Además, agregué “seguro que tienen mala vibra esos cuadernos”. En realidad, no estaba pensando ni ella ni en sus críos ni la mar en coche, me importaba tres carajos, sólo quería que me diera lo que era mío. A fin de año podría entregarlos como en la escuela que después de la ceremonia de fin de curso, nos juntábamos en el salón de clase y las maestras nos daban todos los cuadernos envueltos en papel celofán de color (amarillo, rojo, azul o verde), como si fueran un gran caramelo.
“Después de un tiempo los tiro, pero no sé, me da lástima tirarlos”, me decía mientras arrancaba unas hojas de otro paciente. A esta altura era evidente que no los iba a largar, al menos espontáneamente y a mí tampoco me daba para pedírselos. Así que se me ocurrió que revisar su volqueta por la noche. Esperar agazapada detrás de una árbol o murito, el momento para lanzarme a la presa (los cuadernos). Aunque tampoco puedo clavarme de acá al resto de mi días esperando la carroza. Además, seguro que me de a la captura y ahí no zafo de las tres o cuatro consultas semanales. Y qué pasa si los usa como insumo para prender la estufa. Mejor le pregunto, “¿Y qué hacés con ellos?”.

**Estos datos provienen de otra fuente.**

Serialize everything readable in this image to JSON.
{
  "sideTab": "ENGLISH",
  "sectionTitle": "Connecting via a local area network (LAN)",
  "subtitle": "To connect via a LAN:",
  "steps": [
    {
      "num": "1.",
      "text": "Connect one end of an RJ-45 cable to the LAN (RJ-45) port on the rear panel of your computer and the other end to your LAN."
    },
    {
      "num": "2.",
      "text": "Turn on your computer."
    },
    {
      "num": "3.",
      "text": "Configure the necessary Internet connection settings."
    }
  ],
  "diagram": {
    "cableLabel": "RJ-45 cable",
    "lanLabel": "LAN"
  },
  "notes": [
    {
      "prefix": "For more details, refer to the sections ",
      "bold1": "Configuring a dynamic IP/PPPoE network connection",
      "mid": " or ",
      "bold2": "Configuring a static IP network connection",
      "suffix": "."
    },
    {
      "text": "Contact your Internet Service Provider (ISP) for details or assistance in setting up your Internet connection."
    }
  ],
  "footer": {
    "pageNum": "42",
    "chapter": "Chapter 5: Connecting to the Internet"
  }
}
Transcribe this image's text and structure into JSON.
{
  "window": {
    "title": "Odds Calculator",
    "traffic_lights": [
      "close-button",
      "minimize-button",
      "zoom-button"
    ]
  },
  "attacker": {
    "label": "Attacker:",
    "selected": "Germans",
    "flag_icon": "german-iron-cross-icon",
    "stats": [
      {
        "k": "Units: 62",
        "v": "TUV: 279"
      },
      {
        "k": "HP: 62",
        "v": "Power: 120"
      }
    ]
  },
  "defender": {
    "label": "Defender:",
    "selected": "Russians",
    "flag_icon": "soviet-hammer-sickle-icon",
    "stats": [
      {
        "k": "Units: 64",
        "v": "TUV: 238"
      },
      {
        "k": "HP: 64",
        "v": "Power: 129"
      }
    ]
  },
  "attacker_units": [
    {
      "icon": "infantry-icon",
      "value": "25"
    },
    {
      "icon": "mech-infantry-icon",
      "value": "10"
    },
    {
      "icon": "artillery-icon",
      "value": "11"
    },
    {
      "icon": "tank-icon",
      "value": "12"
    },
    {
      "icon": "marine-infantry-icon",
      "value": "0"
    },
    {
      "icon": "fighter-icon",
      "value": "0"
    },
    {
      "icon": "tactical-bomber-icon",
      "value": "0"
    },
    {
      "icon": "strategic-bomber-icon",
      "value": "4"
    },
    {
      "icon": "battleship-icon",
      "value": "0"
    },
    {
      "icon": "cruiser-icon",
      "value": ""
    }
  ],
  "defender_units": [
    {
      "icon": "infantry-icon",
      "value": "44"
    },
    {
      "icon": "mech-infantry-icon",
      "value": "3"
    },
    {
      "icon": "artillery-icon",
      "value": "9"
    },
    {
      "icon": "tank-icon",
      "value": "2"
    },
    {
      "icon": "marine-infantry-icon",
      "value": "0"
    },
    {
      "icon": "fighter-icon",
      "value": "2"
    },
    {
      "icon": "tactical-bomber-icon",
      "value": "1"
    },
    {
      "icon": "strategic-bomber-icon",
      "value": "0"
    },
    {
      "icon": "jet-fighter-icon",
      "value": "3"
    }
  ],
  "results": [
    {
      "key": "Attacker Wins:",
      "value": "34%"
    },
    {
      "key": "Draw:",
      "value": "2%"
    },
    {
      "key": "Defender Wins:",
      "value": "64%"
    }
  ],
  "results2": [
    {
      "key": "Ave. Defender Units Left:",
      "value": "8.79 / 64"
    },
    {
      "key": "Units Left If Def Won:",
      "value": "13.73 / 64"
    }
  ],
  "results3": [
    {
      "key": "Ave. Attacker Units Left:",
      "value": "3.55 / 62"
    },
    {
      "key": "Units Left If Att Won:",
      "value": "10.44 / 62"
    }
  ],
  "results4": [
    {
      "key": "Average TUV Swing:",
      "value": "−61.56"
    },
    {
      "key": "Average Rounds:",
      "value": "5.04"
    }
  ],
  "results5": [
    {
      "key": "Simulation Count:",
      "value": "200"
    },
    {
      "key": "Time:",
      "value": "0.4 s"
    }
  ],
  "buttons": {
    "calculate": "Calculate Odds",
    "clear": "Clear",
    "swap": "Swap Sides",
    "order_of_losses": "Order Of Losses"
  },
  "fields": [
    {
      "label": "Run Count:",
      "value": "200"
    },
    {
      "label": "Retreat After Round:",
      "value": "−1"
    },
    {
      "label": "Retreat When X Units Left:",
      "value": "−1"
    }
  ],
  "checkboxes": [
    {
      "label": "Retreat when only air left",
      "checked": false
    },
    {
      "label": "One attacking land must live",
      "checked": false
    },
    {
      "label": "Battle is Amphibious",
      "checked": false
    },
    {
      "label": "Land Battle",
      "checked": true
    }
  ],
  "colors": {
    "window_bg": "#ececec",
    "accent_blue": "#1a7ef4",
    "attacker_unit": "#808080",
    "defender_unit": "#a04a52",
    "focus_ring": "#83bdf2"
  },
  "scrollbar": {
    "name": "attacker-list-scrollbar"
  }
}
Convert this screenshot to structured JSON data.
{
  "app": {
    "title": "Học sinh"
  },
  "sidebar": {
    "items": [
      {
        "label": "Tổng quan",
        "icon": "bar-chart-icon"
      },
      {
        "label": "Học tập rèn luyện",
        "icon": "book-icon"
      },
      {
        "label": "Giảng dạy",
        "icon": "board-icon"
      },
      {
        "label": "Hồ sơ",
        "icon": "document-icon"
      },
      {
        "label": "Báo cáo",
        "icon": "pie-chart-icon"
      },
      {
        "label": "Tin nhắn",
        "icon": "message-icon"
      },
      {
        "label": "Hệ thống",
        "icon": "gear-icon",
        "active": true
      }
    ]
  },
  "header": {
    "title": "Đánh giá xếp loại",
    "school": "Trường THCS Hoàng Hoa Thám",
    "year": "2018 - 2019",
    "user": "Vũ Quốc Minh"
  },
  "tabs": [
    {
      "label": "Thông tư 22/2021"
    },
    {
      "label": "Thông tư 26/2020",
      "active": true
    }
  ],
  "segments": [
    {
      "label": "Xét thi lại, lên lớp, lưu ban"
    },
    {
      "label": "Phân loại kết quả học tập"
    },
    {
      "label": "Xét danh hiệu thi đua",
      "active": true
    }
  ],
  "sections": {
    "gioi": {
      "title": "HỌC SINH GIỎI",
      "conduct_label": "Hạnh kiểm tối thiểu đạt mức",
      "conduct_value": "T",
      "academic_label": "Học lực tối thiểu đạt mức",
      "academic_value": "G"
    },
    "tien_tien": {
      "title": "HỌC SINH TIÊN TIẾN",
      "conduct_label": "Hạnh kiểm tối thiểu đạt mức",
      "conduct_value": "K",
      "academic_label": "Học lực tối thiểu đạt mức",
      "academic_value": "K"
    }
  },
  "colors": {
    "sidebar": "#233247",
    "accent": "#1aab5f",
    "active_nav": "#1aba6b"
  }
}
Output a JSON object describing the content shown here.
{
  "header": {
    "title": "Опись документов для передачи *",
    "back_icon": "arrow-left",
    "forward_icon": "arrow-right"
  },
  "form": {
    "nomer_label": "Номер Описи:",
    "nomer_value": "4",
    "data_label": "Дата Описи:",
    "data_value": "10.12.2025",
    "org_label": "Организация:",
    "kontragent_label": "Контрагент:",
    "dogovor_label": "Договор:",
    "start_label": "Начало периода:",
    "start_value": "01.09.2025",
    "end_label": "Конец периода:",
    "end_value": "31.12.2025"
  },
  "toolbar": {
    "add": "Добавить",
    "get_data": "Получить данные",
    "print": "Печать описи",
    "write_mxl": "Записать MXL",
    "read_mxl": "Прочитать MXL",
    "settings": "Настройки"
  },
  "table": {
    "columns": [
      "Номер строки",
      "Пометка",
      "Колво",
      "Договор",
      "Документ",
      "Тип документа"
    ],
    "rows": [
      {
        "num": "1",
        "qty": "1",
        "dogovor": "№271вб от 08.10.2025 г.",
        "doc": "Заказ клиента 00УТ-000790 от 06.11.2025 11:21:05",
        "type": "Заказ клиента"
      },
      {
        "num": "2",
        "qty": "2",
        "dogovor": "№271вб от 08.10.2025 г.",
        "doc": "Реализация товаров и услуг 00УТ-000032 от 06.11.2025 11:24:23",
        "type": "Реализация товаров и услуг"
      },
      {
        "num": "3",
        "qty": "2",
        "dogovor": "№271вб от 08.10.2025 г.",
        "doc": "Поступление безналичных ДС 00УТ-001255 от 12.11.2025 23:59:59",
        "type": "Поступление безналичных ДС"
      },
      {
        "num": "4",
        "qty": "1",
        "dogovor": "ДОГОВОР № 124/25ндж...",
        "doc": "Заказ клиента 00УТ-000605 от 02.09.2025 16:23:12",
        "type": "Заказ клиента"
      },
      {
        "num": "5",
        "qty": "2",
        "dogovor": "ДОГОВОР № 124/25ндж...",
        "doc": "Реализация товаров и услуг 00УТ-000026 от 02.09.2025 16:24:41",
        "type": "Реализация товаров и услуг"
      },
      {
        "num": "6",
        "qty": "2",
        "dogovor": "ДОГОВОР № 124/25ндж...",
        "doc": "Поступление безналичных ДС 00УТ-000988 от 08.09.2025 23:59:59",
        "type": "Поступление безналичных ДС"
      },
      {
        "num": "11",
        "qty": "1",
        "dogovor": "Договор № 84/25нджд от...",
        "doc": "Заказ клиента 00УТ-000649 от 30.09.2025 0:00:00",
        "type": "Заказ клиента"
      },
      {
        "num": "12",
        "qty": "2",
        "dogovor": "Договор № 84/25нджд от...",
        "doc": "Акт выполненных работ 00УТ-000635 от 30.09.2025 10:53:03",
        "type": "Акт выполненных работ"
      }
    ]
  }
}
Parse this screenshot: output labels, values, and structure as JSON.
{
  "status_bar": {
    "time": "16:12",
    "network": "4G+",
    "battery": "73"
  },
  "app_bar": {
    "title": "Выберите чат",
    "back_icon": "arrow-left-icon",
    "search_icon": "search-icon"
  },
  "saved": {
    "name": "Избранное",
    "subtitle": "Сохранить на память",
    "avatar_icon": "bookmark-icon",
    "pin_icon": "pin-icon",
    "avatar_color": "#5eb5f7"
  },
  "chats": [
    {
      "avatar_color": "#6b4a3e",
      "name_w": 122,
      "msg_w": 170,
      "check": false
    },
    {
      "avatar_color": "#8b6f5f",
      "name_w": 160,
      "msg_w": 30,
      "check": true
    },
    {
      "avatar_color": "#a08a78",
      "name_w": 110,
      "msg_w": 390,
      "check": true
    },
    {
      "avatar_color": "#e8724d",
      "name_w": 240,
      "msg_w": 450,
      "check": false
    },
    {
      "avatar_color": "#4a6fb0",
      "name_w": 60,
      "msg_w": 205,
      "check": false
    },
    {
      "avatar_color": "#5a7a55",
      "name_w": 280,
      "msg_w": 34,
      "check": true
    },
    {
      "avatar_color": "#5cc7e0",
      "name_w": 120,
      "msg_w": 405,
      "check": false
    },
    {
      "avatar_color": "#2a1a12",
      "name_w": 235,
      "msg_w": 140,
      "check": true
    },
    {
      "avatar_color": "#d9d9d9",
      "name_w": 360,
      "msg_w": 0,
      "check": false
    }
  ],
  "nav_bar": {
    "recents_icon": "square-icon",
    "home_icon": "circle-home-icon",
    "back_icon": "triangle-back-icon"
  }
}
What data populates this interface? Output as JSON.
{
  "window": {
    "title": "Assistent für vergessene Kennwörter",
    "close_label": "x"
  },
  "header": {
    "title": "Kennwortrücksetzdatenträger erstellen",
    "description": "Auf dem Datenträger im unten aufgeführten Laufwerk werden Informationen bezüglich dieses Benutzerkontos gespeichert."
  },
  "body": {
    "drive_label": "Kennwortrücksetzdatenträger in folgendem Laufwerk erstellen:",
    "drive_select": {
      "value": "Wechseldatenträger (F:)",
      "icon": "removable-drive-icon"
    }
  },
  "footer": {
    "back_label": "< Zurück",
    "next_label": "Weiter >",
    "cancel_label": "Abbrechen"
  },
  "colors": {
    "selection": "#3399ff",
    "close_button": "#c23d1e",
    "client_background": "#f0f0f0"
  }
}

Me respondió “Repaso, me sirven para ver cosas”. Me quedó resonando la palabra “ver”, como haciendo eco en mi cabeza. Tenía unas ganas de decirle “¿ver qué mi negra? Acaso no está todo a la vista.”. Bueno, se me está yendo la moto, cool down Maca, cool down. Intento no hacer ninguna mueca, Maca smile, smile please, y afirmo “creo que los deberías dejar ir”.
Y ella como todos los martes y viernes, me dijo con cara de poker “Bueno, te ascolto...”.